A couple of days later, Ben comes in to the record store I was working at with this odd look on his face.
"The covers are already made."
I was astonished. "What do you mean? I haven't even finished with the drawing yet."
"Joey just did them and... well, they're done."
Done was correct. The covers were awful. Just awful. Joey was the guy who was putting out the record, and I guess it was ultimately his call to make something so lame. But yeeesh. This is what he went with. Oh well, it's not my label.
As a consolation, someone mucked up my little dragon and stuck it, along with a logo I designed onto the label when they pressed the records.
What makes me sad is that the record is pretty good.
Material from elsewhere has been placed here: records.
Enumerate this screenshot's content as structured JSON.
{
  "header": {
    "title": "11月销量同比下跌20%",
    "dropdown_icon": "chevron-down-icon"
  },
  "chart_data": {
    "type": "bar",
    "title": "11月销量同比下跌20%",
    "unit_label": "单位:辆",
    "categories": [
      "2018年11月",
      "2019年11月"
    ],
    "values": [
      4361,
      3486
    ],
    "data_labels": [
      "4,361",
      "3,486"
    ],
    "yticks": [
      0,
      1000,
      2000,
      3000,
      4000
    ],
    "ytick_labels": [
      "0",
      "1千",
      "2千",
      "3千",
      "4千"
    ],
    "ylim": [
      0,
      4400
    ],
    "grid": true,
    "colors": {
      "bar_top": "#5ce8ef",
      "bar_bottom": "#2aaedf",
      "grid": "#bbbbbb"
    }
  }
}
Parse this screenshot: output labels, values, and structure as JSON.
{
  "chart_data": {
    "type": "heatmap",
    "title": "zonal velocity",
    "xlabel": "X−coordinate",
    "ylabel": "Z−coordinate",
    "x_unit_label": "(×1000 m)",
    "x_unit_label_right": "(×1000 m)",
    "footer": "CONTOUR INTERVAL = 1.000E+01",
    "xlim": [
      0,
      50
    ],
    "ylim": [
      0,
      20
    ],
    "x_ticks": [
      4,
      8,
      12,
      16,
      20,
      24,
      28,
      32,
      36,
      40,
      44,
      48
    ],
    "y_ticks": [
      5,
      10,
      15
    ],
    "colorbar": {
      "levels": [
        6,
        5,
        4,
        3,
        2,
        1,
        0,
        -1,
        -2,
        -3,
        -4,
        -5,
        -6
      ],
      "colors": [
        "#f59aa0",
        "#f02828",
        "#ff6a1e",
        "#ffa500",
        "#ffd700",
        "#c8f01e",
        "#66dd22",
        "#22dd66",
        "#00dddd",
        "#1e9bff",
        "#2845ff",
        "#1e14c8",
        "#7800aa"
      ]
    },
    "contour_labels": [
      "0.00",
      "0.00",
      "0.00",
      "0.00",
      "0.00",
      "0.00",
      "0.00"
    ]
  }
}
Even after all these years it still sounds fresh and exciting. Too bad for Sap, screwed by the cover.
The cover is supposed to be the shiny thing that grabs the attention, so that people will see it and want to buy it. Sure, the fans of the band will buy it, but what about the people who think Sap comes from trees and don't know squat about some tough prog-punk paired with some very doomy sounding sludge from Coward. What about all the strangers? Who's gonna buy something if it looks like it comes packed in cooked, dessicated shit on cardboard?
You should hear this thing. Am I wrong?